Nov 29, 1864 probably doesn’t mean much to most of us.  But it should.
The name John Chivington probably doesn’t mean much to most of us.  But it should.  Especially to the Church.

On Nov 29, 1864, in modern Kiowa County, Colorado, approximately 150 Cheyenne, mainly women and children were slaughtered near their homes by the United States Calvary led by Col. John Chivington.  Chivington had claimed there were upwards of 500 Warriors in the village, but no evidence collaborated this.  Instead, 700 men ran down a village that was little equipped to defend itself.  After the ‘battle’, Chivington’s men returned to the scene to collect trophies of scalps and other body parts, including genitals.
Col John Chivington was known as a cold and brutal man, who employed violence to achieve his ends.  He was known for an accidental attack on a Confederate Supply Train during the Civil War, whereupon he threatened to kill his prisoners. 
But what makes Chivington noteworthy, and infamous, is that he was a Methodist Preacher.  He was a Christian.
Chivington had been appointed as a preacher by the Methodist General Convention and sent to Colorado. He was known as a ‘hell and brimstone’ preacher, one who preached the anger and wrath of God.  He preached against the existence of the Native Americans and urged his congregation members to exterminate them.  When the Civil War broke out, he applied for a commission.  When offered a commission as a Chaplain, he refused, insisting that he was going to be a warrior.  He served and was never punished for the events at Sand Creek.

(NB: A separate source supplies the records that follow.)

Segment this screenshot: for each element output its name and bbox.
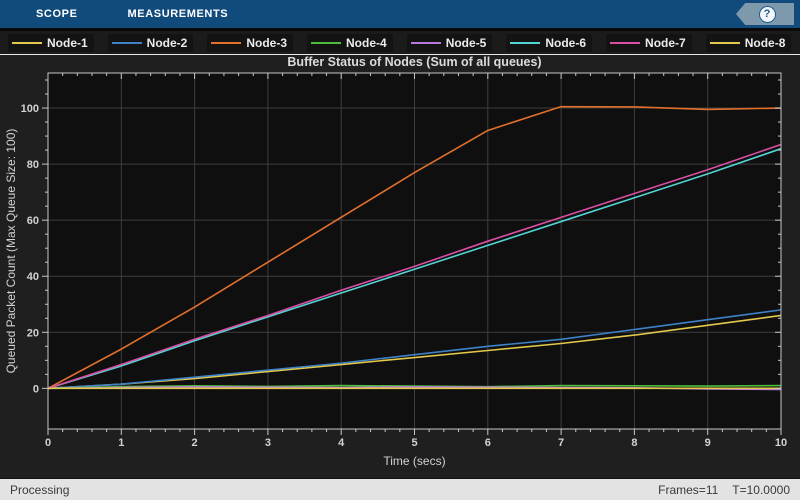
legend-swatch [111, 41, 142, 44]
svg-text:100: 100 [21, 103, 39, 115]
legend-item-label: Node-7 [645, 35, 686, 50]
svg-text:3: 3 [265, 437, 271, 449]
svg-text:60: 60 [27, 215, 39, 227]
legend-item-node-6[interactable]: Node-6 [506, 33, 593, 52]
legend-item-node-5[interactable]: Node-5 [406, 33, 493, 52]
legend-item-label: Node-4 [346, 35, 387, 50]
legend-item-label: Node-8 [744, 35, 786, 50]
svg-text:0: 0 [45, 437, 51, 449]
svg-text:40: 40 [27, 271, 39, 283]
svg-text:80: 80 [27, 159, 39, 171]
legend-item-node-8[interactable]: Node-8 [705, 33, 792, 52]
svg-text:4: 4 [338, 437, 345, 449]
chart-title: Buffer Status of Nodes (Sum of all queue… [287, 55, 541, 69]
x-axis-label: Time (secs) [383, 454, 445, 468]
toolbar-separator [0, 28, 800, 31]
status-text: Processing [10, 482, 70, 497]
legend-swatch [211, 41, 242, 44]
toolstrip: SCOPE MEASUREMENTS ? [0, 0, 800, 28]
legend-item-node-7[interactable]: Node-7 [606, 33, 692, 52]
sim-time: T=10.0000 [732, 482, 790, 497]
legend-item-node-1[interactable]: Node-1 [8, 33, 94, 52]
svg-text:5: 5 [411, 437, 417, 449]
tab-scope[interactable]: SCOPE [36, 8, 78, 20]
legend-item-node-2[interactable]: Node-2 [107, 33, 194, 52]
svg-text:6: 6 [485, 437, 491, 449]
svg-text:8: 8 [631, 437, 637, 449]
tab-measurements[interactable]: MEASUREMENTS [127, 8, 229, 20]
status-bar: Processing Frames=11 T=10.0000 [0, 478, 800, 500]
legend-swatch [311, 41, 342, 44]
legend-item-label: Node-6 [545, 35, 587, 50]
help-button[interactable]: ? [736, 3, 794, 25]
svg-text:10: 10 [775, 437, 787, 449]
svg-text:2: 2 [192, 437, 198, 449]
legend-item-label: Node-1 [47, 35, 88, 50]
frames-count: Frames=11 [658, 482, 719, 497]
legend-swatch [610, 41, 641, 44]
series-line-node-4 [47, 384, 782, 390]
legend-item-label: Node-5 [445, 35, 487, 50]
svg-text:0: 0 [33, 383, 39, 395]
svg-text:7: 7 [558, 437, 564, 449]
series-line-node-6 [47, 147, 782, 390]
series-line-node-7 [47, 143, 782, 390]
svg-text:9: 9 [705, 437, 711, 449]
series-line-node-2 [47, 309, 782, 390]
series-line-node-3 [47, 105, 782, 390]
legend-item-node-3[interactable]: Node-3 [207, 33, 294, 52]
y-axis-label: Queued Packet Count (Max Queue Size: 100… [4, 129, 18, 374]
legend-item-label: Node-3 [246, 35, 288, 50]
legend-bar: Node-1 Node-2 Node-3 Node-4 Node-5 Node-6 Node… [0, 31, 800, 55]
series-line-node-1 [47, 314, 782, 390]
legend-swatch [12, 41, 42, 44]
legend-swatch [510, 41, 541, 44]
legend-item-label: Node-2 [146, 35, 188, 50]
help-icon: ? [758, 5, 776, 23]
legend-swatch [410, 41, 441, 44]
legend-item-node-4[interactable]: Node-4 [307, 33, 393, 52]
svg-text:1: 1 [118, 437, 124, 449]
chart-region: 0 1 2 3 4 5 6 7 8 9 10 0 20 40 60 80 100 Buffer Status of… [0, 55, 800, 478]
svg-text:20: 20 [27, 327, 39, 339]
legend-swatch [709, 41, 740, 44]
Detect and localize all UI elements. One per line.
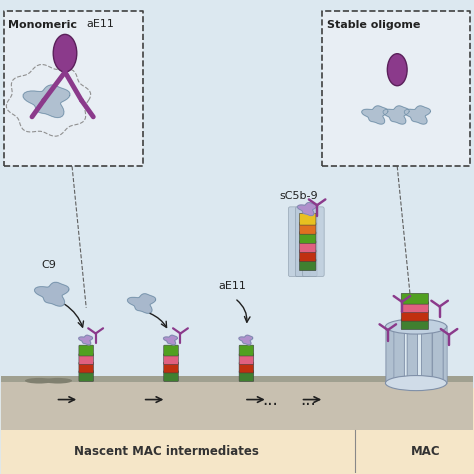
FancyBboxPatch shape: [300, 222, 316, 234]
FancyBboxPatch shape: [300, 241, 316, 253]
FancyBboxPatch shape: [239, 362, 254, 373]
FancyBboxPatch shape: [407, 328, 418, 386]
Text: Monomeric: Monomeric: [9, 20, 77, 30]
Bar: [1, 388, 473, 473]
Ellipse shape: [25, 378, 53, 383]
FancyBboxPatch shape: [300, 231, 316, 243]
Polygon shape: [79, 335, 92, 345]
FancyBboxPatch shape: [300, 259, 316, 271]
Polygon shape: [298, 202, 316, 216]
Bar: [1, 378, 473, 473]
FancyBboxPatch shape: [164, 354, 178, 365]
FancyBboxPatch shape: [401, 319, 428, 329]
FancyBboxPatch shape: [79, 354, 93, 365]
Polygon shape: [35, 283, 69, 306]
FancyBboxPatch shape: [394, 328, 404, 386]
FancyBboxPatch shape: [300, 250, 316, 262]
FancyBboxPatch shape: [79, 345, 93, 356]
FancyBboxPatch shape: [288, 207, 310, 277]
FancyBboxPatch shape: [79, 371, 93, 382]
Ellipse shape: [53, 35, 77, 72]
Polygon shape: [404, 106, 430, 124]
Text: MAC: MAC: [410, 445, 440, 458]
Text: ...: ...: [262, 391, 278, 409]
FancyBboxPatch shape: [386, 326, 396, 385]
FancyBboxPatch shape: [433, 327, 443, 385]
FancyBboxPatch shape: [422, 324, 432, 382]
FancyBboxPatch shape: [401, 302, 428, 313]
Text: C9: C9: [41, 260, 56, 270]
Polygon shape: [383, 106, 409, 124]
Polygon shape: [164, 335, 177, 345]
FancyBboxPatch shape: [433, 324, 443, 383]
FancyBboxPatch shape: [295, 207, 317, 277]
FancyBboxPatch shape: [302, 207, 324, 277]
Bar: [1, 430, 355, 473]
Ellipse shape: [44, 378, 72, 383]
Ellipse shape: [387, 54, 407, 86]
Bar: [1, 1, 473, 388]
Polygon shape: [239, 335, 253, 345]
FancyBboxPatch shape: [386, 325, 396, 383]
FancyBboxPatch shape: [239, 354, 254, 365]
Bar: [4, 11, 143, 166]
Text: aE11: aE11: [218, 281, 246, 291]
Text: ...: ...: [300, 391, 316, 409]
Bar: [322, 11, 470, 166]
FancyBboxPatch shape: [79, 362, 93, 373]
Text: Nascent MAC intermediates: Nascent MAC intermediates: [74, 445, 259, 458]
Ellipse shape: [385, 375, 447, 391]
Text: aE11: aE11: [86, 19, 114, 29]
FancyBboxPatch shape: [164, 345, 178, 356]
FancyBboxPatch shape: [437, 326, 447, 384]
FancyBboxPatch shape: [239, 345, 254, 356]
FancyBboxPatch shape: [300, 213, 316, 225]
Text: Stable oligome: Stable oligome: [327, 20, 420, 30]
FancyBboxPatch shape: [401, 293, 428, 304]
Text: sC5b-9: sC5b-9: [279, 191, 318, 201]
Polygon shape: [362, 106, 388, 124]
Bar: [1, 376, 473, 382]
Polygon shape: [23, 85, 70, 118]
Bar: [355, 430, 473, 473]
FancyBboxPatch shape: [239, 371, 254, 382]
FancyBboxPatch shape: [407, 323, 418, 382]
FancyBboxPatch shape: [164, 371, 178, 382]
Polygon shape: [128, 294, 155, 313]
FancyBboxPatch shape: [422, 328, 432, 386]
Ellipse shape: [385, 319, 447, 334]
FancyBboxPatch shape: [401, 310, 428, 321]
FancyBboxPatch shape: [394, 324, 404, 383]
FancyBboxPatch shape: [164, 362, 178, 373]
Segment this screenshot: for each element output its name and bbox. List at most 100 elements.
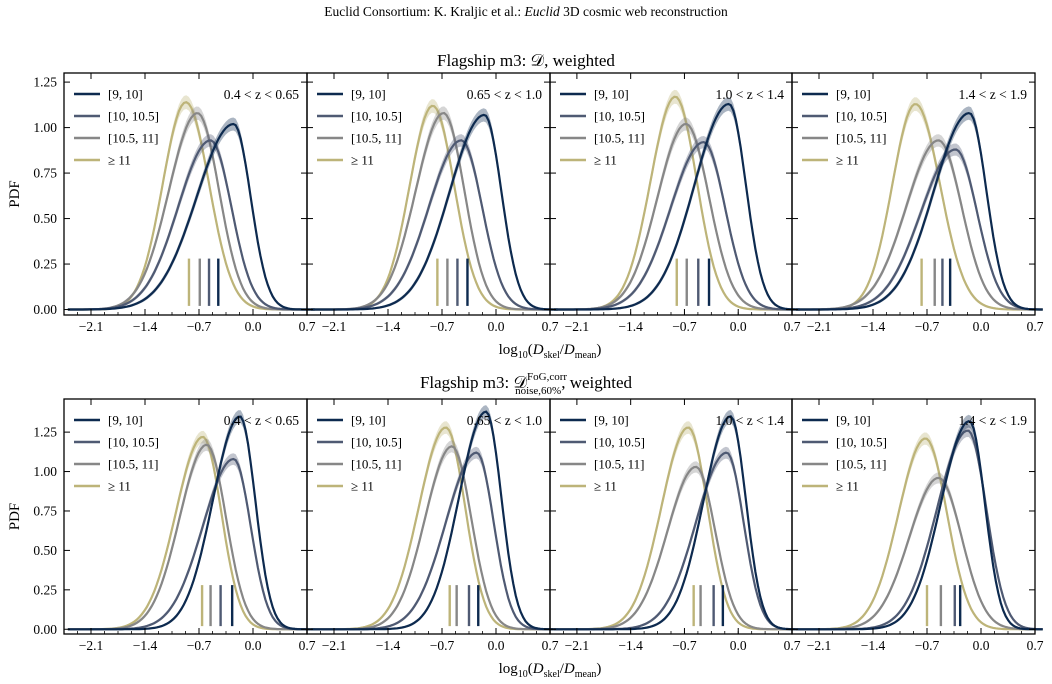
x-tick-label: −0.7	[430, 319, 455, 334]
y-tick-label: 0.50	[33, 211, 57, 226]
legend-label-10_105: [10, 10.5]	[108, 109, 159, 124]
series-band-9_10	[310, 108, 558, 310]
y-axis-label: PDF	[7, 180, 23, 208]
legend-label-10_105: [10, 10.5]	[594, 109, 645, 124]
legend-label-9_10: [9, 10]	[108, 413, 143, 428]
legend-label-105_11: [10.5, 11]	[108, 457, 158, 472]
x-tick-label: 0.0	[245, 638, 262, 653]
x-tick-label: 0.0	[973, 638, 990, 653]
legend-label-10_105: [10, 10.5]	[836, 435, 887, 450]
x-tick-label: 0.0	[730, 319, 747, 334]
legend-label-105_11: [10.5, 11]	[836, 131, 886, 146]
redshift-annotation: 1.0 < z < 1.4	[716, 87, 785, 102]
series-line-ge11	[67, 435, 315, 631]
x-tick-label: 0.7	[784, 319, 801, 334]
series-line-ge11	[67, 101, 315, 311]
x-axis-label-part: skel	[544, 350, 560, 361]
redshift-annotation: 0.4 < z < 0.65	[224, 87, 299, 102]
legend-label-9_10: [9, 10]	[351, 87, 386, 102]
x-tick-label: −2.1	[322, 319, 347, 334]
legend-label-ge11: ≥ 11	[351, 153, 374, 168]
x-tick-label: −2.1	[322, 638, 347, 653]
series-line-105_11	[310, 111, 558, 311]
x-tick-label: 0.0	[730, 638, 747, 653]
x-tick-label: −1.4	[861, 319, 886, 334]
y-tick-label: 0.50	[33, 543, 57, 558]
series-line-9_10	[310, 113, 558, 311]
series-band-105_11	[310, 440, 558, 630]
x-axis-label: log10(Dskel/Dmean)	[499, 342, 602, 361]
x-axis-label-part: D	[563, 661, 575, 677]
legend-label-ge11: ≥ 11	[108, 479, 131, 494]
chart-title-sup: FoG,corr	[527, 371, 567, 383]
series-line-ge11	[310, 104, 558, 311]
legend-label-10_105: [10, 10.5]	[594, 435, 645, 450]
series-band-105_11	[67, 438, 315, 630]
series-band-10_105	[67, 453, 315, 630]
y-tick-label: 0.00	[33, 622, 57, 637]
legend-label-105_11: [10.5, 11]	[836, 457, 886, 472]
x-axis-label-part: skel	[544, 669, 560, 680]
legend-label-9_10: [9, 10]	[594, 413, 629, 428]
x-tick-label: −1.4	[618, 638, 643, 653]
panel-2-4: −2.1 −1.4 −0.7 0.0 0.7 [9, 10] [10, 10.5] [10.5…	[791, 398, 1044, 653]
x-tick-label: −0.7	[672, 638, 697, 653]
x-tick-label: −0.7	[187, 638, 212, 653]
redshift-annotation: 0.65 < z < 1.0	[467, 413, 542, 428]
x-tick-label: 0.7	[1027, 319, 1044, 334]
y-tick-label: 1.25	[33, 75, 57, 90]
x-tick-label: 0.7	[542, 638, 559, 653]
x-tick-label: −2.1	[79, 319, 104, 334]
series-line-9_10	[310, 410, 558, 631]
x-tick-label: −2.1	[565, 319, 590, 334]
redshift-annotation: 0.65 < z < 1.0	[467, 87, 542, 102]
legend-label-9_10: [9, 10]	[108, 87, 143, 102]
legend-label-10_105: [10, 10.5]	[351, 435, 402, 450]
panel-1-2: −2.1 −1.4 −0.7 0.0 0.7 [9, 10] [10, 10.5] [10.5…	[306, 72, 559, 334]
x-tick-label: −0.7	[430, 638, 455, 653]
series-band-9_10	[67, 410, 315, 630]
panel-2-3: −2.1 −1.4 −0.7 0.0 0.7 [9, 10] [10, 10.5] [10.5…	[549, 398, 801, 653]
series-band-10_105	[795, 424, 1043, 630]
series-line-10_105	[67, 139, 315, 311]
x-axis-label-part: /	[560, 661, 565, 677]
panel-2-2: −2.1 −1.4 −0.7 0.0 0.7 [9, 10] [10, 10.5] [10.5…	[306, 398, 559, 653]
series-band-10_105	[310, 134, 558, 310]
x-tick-label: 0.7	[299, 319, 316, 334]
y-tick-label: 1.25	[33, 425, 57, 440]
x-tick-label: 0.0	[488, 319, 505, 334]
series-band-105_11	[795, 134, 1043, 310]
legend-label-ge11: ≥ 11	[836, 479, 859, 494]
y-axis-label: PDF	[7, 503, 23, 531]
x-axis-label-part: /	[560, 342, 565, 358]
y-tick-label: 0.25	[33, 582, 57, 597]
x-axis-label-part: 10	[518, 350, 528, 361]
legend-label-ge11: ≥ 11	[594, 479, 617, 494]
series-line-105_11	[310, 445, 558, 631]
redshift-annotation: 1.0 < z < 1.4	[716, 413, 785, 428]
series-line-10_105	[795, 429, 1043, 631]
legend-label-ge11: ≥ 11	[836, 153, 859, 168]
x-tick-label: −2.1	[807, 319, 832, 334]
legend-label-ge11: ≥ 11	[108, 153, 131, 168]
x-tick-label: 0.7	[784, 638, 801, 653]
redshift-annotation: 0.4 < z < 0.65	[224, 413, 299, 428]
x-axis-label-part: D	[563, 342, 575, 358]
x-axis-label-part: log	[499, 342, 519, 358]
series-band-105_11	[310, 106, 558, 310]
series-line-9_10	[553, 415, 800, 631]
x-tick-label: 0.0	[245, 319, 262, 334]
series-line-9_10	[795, 419, 1043, 631]
legend-label-9_10: [9, 10]	[836, 87, 871, 102]
panel-1-1: −2.1 −1.4 −0.7 0.0 0.7 0.00 0.25 0.50 0.75 1.00 1.…	[33, 72, 316, 334]
x-tick-label: −2.1	[565, 638, 590, 653]
y-tick-label: 1.00	[33, 464, 57, 479]
legend-label-9_10: [9, 10]	[351, 413, 386, 428]
x-tick-label: 0.7	[542, 319, 559, 334]
series-line-ge11	[795, 437, 1043, 631]
x-axis-label-part: D	[532, 342, 544, 358]
legend-label-105_11: [10.5, 11]	[108, 131, 158, 146]
y-tick-label: 0.25	[33, 257, 57, 272]
x-axis-label-part: (	[528, 661, 533, 677]
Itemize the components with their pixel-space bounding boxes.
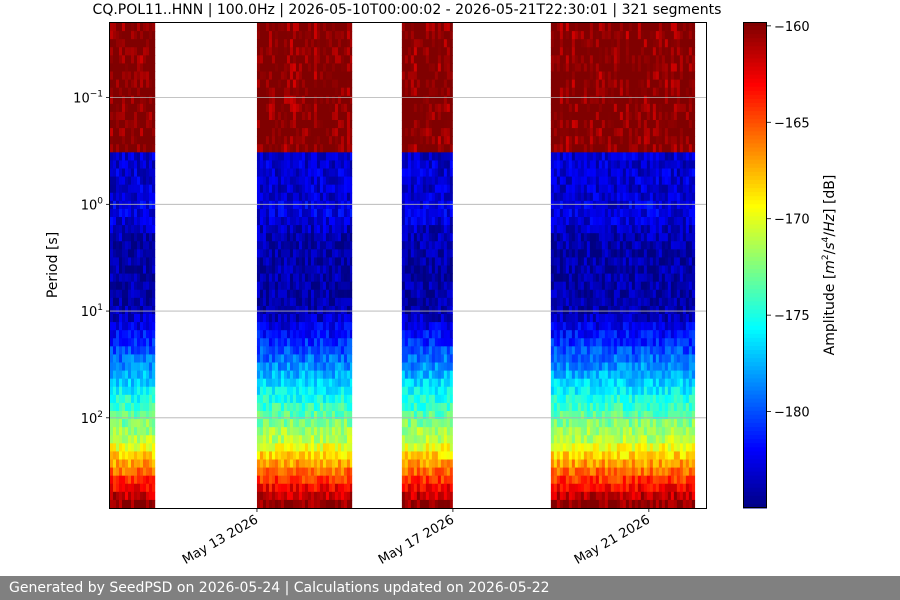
- figure: CQ.POL11..HNN | 100.0Hz | 2026-05-10T00:…: [45, 2, 838, 568]
- data-block: [110, 23, 156, 509]
- y-axis-label: Period [s]: [45, 232, 61, 298]
- chart-title: CQ.POL11..HNN | 100.0Hz | 2026-05-10T00:…: [93, 2, 722, 18]
- plot-frame: [109, 22, 707, 509]
- colorbar: [743, 22, 767, 509]
- colorbar-frame: [743, 22, 767, 508]
- footer-text: Generated by SeedPSD on 2026-05-24 | Cal…: [9, 580, 550, 596]
- data-block: [550, 23, 696, 509]
- colorbar-tick-label: −160: [774, 20, 810, 35]
- x-axis: May 13 2026 May 17 2026 May 21 2026: [180, 508, 653, 568]
- y-tick-label: 102: [81, 410, 103, 427]
- colorbar-tick-label: −165: [774, 116, 810, 131]
- colorbar-label: Amplitude [m2/s4/Hz] [dB]: [821, 175, 838, 356]
- colorbar-tick-label: −170: [774, 213, 810, 228]
- footer-bar: Generated by SeedPSD on 2026-05-24 | Cal…: [0, 576, 900, 600]
- spectrogram-heatmap: [110, 23, 696, 509]
- y-axis: 10−1 100 101 102: [73, 90, 110, 427]
- y-tick-label: 10−1: [73, 90, 103, 107]
- colorbar-axis: −160 −165 −170 −175 −180: [767, 20, 810, 421]
- x-tick-label: May 21 2026: [572, 512, 653, 567]
- data-block: [256, 23, 353, 509]
- grid-lines: [110, 97, 706, 419]
- colorbar-tick-label: −175: [774, 309, 810, 324]
- y-tick-label: 101: [81, 303, 103, 320]
- colorbar-tick-label: −180: [774, 406, 810, 421]
- x-tick-label: May 13 2026: [180, 512, 261, 567]
- x-tick-label: May 17 2026: [376, 512, 457, 567]
- data-block: [401, 23, 453, 509]
- y-tick-label: 100: [81, 196, 104, 213]
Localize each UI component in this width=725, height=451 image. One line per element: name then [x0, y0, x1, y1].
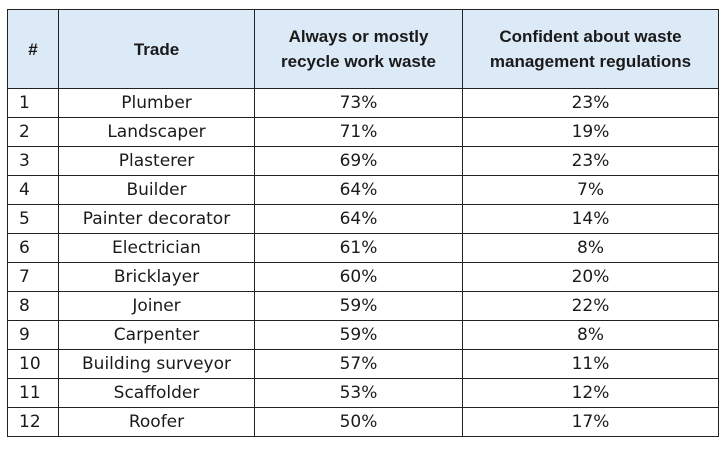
table-container: # Trade Always or mostly recycle work wa…	[7, 9, 719, 437]
table-row: 8 Joiner 59% 22%	[7, 291, 719, 321]
header-confident: Confident about waste management regulat…	[462, 9, 719, 89]
rank-cell: 1	[7, 88, 59, 118]
recycle-cell: 50%	[254, 407, 463, 437]
recycle-cell: 71%	[254, 117, 463, 147]
recycle-cell: 60%	[254, 262, 463, 292]
table-row: 6 Electrician 61% 8%	[7, 233, 719, 263]
table-row: 1 Plumber 73% 23%	[7, 88, 719, 118]
rank-cell: 6	[7, 233, 59, 263]
trade-cell: Electrician	[58, 233, 255, 263]
recycle-cell: 73%	[254, 88, 463, 118]
rank-cell: 11	[7, 378, 59, 408]
confident-cell: 11%	[462, 349, 719, 379]
confident-cell: 8%	[462, 320, 719, 350]
rank-cell: 3	[7, 146, 59, 176]
table-row: 11 Scaffolder 53% 12%	[7, 378, 719, 408]
header-recycle: Always or mostly recycle work waste	[254, 9, 463, 89]
rank-cell: 10	[7, 349, 59, 379]
confident-cell: 8%	[462, 233, 719, 263]
table-row: 5 Painter decorator 64% 14%	[7, 204, 719, 234]
table-row: 9 Carpenter 59% 8%	[7, 320, 719, 350]
trade-cell: Carpenter	[58, 320, 255, 350]
rank-cell: 9	[7, 320, 59, 350]
table-row: 2 Landscaper 71% 19%	[7, 117, 719, 147]
trade-waste-table: # Trade Always or mostly recycle work wa…	[7, 9, 719, 437]
trade-cell: Joiner	[58, 291, 255, 321]
rank-cell: 7	[7, 262, 59, 292]
confident-cell: 20%	[462, 262, 719, 292]
header-row: # Trade Always or mostly recycle work wa…	[7, 9, 719, 89]
confident-cell: 19%	[462, 117, 719, 147]
trade-cell: Plumber	[58, 88, 255, 118]
trade-cell: Plasterer	[58, 146, 255, 176]
recycle-cell: 53%	[254, 378, 463, 408]
trade-cell: Painter decorator	[58, 204, 255, 234]
recycle-cell: 64%	[254, 204, 463, 234]
recycle-cell: 57%	[254, 349, 463, 379]
recycle-cell: 64%	[254, 175, 463, 205]
table-row: 4 Builder 64% 7%	[7, 175, 719, 205]
rank-cell: 5	[7, 204, 59, 234]
table-row: 3 Plasterer 69% 23%	[7, 146, 719, 176]
rank-cell: 4	[7, 175, 59, 205]
rank-cell: 2	[7, 117, 59, 147]
recycle-cell: 59%	[254, 291, 463, 321]
table-row: 12 Roofer 50% 17%	[7, 407, 719, 437]
trade-cell: Building surveyor	[58, 349, 255, 379]
recycle-cell: 69%	[254, 146, 463, 176]
rank-cell: 8	[7, 291, 59, 321]
trade-cell: Bricklayer	[58, 262, 255, 292]
trade-cell: Roofer	[58, 407, 255, 437]
confident-cell: 22%	[462, 291, 719, 321]
confident-cell: 23%	[462, 146, 719, 176]
rank-cell: 12	[7, 407, 59, 437]
confident-cell: 14%	[462, 204, 719, 234]
trade-cell: Landscaper	[58, 117, 255, 147]
confident-cell: 17%	[462, 407, 719, 437]
trade-cell: Builder	[58, 175, 255, 205]
header-trade: Trade	[58, 9, 255, 89]
table-row: 7 Bricklayer 60% 20%	[7, 262, 719, 292]
confident-cell: 12%	[462, 378, 719, 408]
trade-cell: Scaffolder	[58, 378, 255, 408]
table-row: 10 Building surveyor 57% 11%	[7, 349, 719, 379]
confident-cell: 23%	[462, 88, 719, 118]
confident-cell: 7%	[462, 175, 719, 205]
recycle-cell: 61%	[254, 233, 463, 263]
header-rank: #	[7, 9, 59, 89]
recycle-cell: 59%	[254, 320, 463, 350]
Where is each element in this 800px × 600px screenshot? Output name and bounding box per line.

Today, Chivington should remind us in the Christian Church about the dangers of extremism, of fundamentalism and of hatred wherever it shall be found.  This should be a reminder that we are not called to hate, not called to violence, but to love and to peace.  The Church needed to have helped the Cheyenne and all Natives.  A little less than a hundred years later, Dietrich Bonhoeffer would remind us that the Church has a duty, “not to simply bandage the wounds of victims of the wheels of injustice, [but] we are to drive a spoke into the wheel itself.”
Sand Creek should remind us of our failures of the church in the past to even bandage the wounds.  The Cheyenne, the Sioux, the Navajo, indeed all Natives and all slaves, needed us. 

We should mourn the 29th of November as a day when a man of peace became a man of violence.  And we should renew our commitment to serve others, to love others and to be that instrument of justice and peace that God has called us to be.